Google DeepMind Releases Gemini 2.5 Computer Use Model

In a significant leap for artificial intelligence, Google DeepMind has announced the launch of the Gemini 2.5 Computer Use model, a specialised version of its Gemini 2.5 Pro AI designed to directly interact with graphical user interfaces (GUIs). Available in preview through the Gemini API via Google AI Studio and Vertex AI Studio, this new model introduces an advanced layer of autonomy, allowing AI systems to perform real-world computer tasks seamlessly.
A New Dimension of AI Interaction
Unlike traditional AI systems limited to text or code-based interactions, the Gemini 2.5 Computer Use model enables agents to fill out forms, click buttons, scroll through content, manipulate dropdowns, and even operate behind logins. This breakthrough represents a step toward developing general-purpose AI agents capable of handling dynamic, real-time digital environments.

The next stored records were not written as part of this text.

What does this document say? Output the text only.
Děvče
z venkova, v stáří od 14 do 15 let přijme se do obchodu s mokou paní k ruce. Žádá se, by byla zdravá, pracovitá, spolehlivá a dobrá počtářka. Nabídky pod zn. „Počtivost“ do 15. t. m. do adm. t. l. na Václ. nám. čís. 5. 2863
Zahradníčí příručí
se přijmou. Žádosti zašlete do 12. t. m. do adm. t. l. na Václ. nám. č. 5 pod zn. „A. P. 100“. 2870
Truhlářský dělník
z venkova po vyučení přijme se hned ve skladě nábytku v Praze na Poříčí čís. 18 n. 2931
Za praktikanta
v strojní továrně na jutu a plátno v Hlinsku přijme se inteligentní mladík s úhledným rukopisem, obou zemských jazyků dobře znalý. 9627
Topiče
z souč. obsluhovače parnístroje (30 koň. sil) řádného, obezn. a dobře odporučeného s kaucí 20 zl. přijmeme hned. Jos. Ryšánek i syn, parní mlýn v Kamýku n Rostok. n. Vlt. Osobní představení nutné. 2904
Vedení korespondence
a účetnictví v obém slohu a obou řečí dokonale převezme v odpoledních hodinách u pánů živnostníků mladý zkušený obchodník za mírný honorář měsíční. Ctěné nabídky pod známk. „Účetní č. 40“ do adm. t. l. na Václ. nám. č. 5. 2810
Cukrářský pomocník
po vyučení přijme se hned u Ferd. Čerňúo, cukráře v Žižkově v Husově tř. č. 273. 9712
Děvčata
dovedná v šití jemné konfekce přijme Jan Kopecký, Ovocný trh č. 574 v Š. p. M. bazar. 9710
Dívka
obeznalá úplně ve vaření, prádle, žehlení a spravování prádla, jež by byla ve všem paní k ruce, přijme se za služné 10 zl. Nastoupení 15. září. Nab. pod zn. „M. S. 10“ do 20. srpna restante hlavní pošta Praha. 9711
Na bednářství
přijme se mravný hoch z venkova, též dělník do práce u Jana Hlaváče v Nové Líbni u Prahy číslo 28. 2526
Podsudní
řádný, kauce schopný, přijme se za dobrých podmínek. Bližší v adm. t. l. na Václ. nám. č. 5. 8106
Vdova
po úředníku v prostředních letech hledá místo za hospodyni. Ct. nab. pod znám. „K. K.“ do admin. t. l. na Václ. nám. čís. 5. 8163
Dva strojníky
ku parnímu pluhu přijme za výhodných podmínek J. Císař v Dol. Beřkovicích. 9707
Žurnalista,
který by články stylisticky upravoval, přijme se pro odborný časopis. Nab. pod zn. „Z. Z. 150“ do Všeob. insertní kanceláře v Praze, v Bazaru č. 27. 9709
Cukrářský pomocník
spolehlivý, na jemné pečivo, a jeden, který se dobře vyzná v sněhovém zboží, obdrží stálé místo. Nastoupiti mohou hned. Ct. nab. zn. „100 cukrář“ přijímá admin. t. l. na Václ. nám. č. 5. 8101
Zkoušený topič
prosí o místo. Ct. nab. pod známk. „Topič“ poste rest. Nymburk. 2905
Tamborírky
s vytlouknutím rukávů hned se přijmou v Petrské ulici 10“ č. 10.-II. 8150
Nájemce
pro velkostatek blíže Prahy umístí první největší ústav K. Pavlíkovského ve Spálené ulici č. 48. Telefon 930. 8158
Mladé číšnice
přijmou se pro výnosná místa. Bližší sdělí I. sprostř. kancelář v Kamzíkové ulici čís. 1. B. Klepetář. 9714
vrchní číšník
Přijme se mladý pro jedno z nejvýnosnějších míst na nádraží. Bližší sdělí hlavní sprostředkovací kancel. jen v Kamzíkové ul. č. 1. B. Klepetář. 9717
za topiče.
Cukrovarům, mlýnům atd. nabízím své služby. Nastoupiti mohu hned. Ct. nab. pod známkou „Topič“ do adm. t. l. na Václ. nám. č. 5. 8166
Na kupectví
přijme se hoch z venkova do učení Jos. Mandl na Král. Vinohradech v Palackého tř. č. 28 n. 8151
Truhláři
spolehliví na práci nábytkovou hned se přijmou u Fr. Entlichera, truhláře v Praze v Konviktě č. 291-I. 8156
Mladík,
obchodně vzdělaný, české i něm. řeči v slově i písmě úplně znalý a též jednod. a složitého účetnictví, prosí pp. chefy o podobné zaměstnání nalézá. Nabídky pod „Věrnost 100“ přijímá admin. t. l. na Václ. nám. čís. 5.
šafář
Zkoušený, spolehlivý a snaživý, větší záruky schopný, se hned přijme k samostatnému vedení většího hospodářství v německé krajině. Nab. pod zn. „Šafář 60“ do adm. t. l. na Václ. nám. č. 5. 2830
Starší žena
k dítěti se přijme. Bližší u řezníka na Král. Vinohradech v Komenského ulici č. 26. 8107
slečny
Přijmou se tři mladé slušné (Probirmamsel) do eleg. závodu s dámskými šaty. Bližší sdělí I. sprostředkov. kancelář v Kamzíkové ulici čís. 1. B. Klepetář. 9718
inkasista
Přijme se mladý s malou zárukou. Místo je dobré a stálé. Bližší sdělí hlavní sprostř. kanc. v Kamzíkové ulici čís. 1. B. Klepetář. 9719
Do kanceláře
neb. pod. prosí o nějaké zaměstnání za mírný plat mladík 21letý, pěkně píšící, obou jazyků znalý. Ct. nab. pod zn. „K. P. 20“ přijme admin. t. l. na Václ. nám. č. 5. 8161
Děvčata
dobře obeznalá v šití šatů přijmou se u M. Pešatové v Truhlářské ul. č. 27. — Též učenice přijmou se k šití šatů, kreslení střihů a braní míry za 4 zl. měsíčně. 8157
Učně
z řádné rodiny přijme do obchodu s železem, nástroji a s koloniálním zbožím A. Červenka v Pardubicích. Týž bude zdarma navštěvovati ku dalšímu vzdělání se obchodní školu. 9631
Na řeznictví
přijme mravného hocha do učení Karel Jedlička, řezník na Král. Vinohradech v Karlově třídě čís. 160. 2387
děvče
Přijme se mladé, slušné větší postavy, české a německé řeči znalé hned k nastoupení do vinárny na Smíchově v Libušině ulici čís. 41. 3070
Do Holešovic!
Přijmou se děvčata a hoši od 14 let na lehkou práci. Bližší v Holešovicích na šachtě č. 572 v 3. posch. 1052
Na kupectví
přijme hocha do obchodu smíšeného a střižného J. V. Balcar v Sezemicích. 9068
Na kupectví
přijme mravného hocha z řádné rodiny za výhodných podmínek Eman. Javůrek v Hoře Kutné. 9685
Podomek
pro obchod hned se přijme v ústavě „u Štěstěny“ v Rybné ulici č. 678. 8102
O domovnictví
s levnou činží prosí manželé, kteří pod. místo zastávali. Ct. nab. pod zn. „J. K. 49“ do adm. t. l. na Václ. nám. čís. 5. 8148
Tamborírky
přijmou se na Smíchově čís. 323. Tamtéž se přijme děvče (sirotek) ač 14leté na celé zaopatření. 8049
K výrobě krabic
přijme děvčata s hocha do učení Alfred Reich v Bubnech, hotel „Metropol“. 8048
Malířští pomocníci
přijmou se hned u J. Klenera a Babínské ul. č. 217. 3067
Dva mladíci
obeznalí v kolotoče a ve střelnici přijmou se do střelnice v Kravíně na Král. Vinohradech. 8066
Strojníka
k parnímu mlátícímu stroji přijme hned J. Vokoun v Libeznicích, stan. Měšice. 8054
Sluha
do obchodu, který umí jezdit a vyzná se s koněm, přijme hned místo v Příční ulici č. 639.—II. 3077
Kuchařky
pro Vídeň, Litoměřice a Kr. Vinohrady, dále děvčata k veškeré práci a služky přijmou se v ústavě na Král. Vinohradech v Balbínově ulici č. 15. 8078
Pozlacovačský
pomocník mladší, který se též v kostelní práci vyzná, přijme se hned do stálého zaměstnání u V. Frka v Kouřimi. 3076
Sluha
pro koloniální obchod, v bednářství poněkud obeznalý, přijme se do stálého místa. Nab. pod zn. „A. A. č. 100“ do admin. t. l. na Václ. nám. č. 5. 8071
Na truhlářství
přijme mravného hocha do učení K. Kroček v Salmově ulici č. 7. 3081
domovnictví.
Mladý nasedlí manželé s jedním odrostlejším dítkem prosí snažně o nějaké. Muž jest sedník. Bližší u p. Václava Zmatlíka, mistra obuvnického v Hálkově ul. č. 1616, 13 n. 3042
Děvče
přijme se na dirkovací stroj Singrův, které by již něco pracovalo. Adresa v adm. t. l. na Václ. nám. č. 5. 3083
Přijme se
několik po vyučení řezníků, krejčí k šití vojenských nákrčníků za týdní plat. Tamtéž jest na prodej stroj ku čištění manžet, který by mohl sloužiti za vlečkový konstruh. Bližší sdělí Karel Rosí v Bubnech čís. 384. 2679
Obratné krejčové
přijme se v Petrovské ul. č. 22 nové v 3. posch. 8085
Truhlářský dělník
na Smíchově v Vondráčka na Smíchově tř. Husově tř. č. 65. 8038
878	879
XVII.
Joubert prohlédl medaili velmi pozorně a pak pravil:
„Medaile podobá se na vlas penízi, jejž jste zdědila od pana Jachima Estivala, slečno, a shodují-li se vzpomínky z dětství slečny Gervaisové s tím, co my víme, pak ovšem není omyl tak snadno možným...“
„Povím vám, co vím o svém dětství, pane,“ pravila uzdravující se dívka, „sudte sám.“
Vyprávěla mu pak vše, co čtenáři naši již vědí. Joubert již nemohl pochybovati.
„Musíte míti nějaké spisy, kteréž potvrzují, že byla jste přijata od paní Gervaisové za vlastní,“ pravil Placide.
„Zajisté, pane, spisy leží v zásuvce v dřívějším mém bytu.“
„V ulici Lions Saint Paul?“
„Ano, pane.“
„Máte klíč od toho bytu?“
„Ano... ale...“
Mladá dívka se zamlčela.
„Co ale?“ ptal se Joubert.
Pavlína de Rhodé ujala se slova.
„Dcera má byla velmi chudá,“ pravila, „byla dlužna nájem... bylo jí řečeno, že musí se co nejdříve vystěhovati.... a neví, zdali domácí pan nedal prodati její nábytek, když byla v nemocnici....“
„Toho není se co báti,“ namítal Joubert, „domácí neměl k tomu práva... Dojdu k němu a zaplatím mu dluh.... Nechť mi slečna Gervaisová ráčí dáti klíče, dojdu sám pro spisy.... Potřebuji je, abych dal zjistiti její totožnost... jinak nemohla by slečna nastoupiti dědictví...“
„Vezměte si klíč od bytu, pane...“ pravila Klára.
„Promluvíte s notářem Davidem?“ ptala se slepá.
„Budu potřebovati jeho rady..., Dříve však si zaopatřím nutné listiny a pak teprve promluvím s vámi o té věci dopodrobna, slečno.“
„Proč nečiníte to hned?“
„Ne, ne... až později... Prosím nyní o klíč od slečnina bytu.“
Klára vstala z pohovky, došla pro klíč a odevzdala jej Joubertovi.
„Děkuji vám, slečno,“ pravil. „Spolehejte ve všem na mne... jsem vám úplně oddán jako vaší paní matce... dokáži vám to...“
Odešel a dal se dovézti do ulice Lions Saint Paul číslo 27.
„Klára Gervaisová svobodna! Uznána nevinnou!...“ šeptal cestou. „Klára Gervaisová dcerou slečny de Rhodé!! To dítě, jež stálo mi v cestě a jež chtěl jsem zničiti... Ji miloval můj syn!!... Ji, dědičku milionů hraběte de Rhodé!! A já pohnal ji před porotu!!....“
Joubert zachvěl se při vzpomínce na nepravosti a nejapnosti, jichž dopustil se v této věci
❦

DeepMind explained that “the ability to natively fill out forms, manipulate interactive elements like dropdowns and filters, and operate behind logins is a crucial next step in building powerful, general-purpose agents.”
How the Model Works
Developers can access this functionality through the computer-use tool, which operates in an interactive loop. Each cycle takes a user request, a screenshot of the current environment, and a record of recent actions as input. The model then generates UI actions such as clicks or text entries that are executed by client-side code. This loop continues with updated screenshots and context until the task is completed or stopped by the user.
While the model is currently optimised for web browsers, DeepMind notes that it has promising potential for mobile user interface (UI) control, though it is not yet designed for desktop-level system operations.
Real-World Applications and Demonstrations
Early demonstrations showcase the model’s versatility, including tasks like transferring pet-care data to a CRM system and organising digital sticky notes into categories activities that previously required human input. The system has already shown strong performance on major benchmarks such as Online-Mind2Web, WebVoyager, and AndroidWorld, achieving over 70% accuracy with low latency of around 225 seconds.
Focus on Safety and Responsible Use
DeepMind has placed a strong emphasis on safety and ethical deployment, recognising the potential risks of AI agents operating computers autonomously. Concerns such as misuse, unexpected behaviours, or exposure to online scams have been proactively addressed.
The company has integrated multiple safety features within the model, providing developers with control settings that can restrict or require confirmation for high-stakes actions. “Developers can further specify that the agent either refuses or asks for user confirmation before it takes specific kinds of high-stakes actions,” DeepMind stated.
Towards the Future of AI Autonomy
The release of the Gemini 2.5 Computer Use model signifies an important stride toward AI-driven task automation. By bridging the gap between text-based reasoning and hands-on interaction, DeepMind is laying the groundwork for a future where AI systems can truly function as digital collaborators not just assistants.
As AI continues to integrate deeper into our digital workflows, Gemini 2.5 could redefine how humans and machines interact, marking a new era of intelligent, secure, and adaptive computing.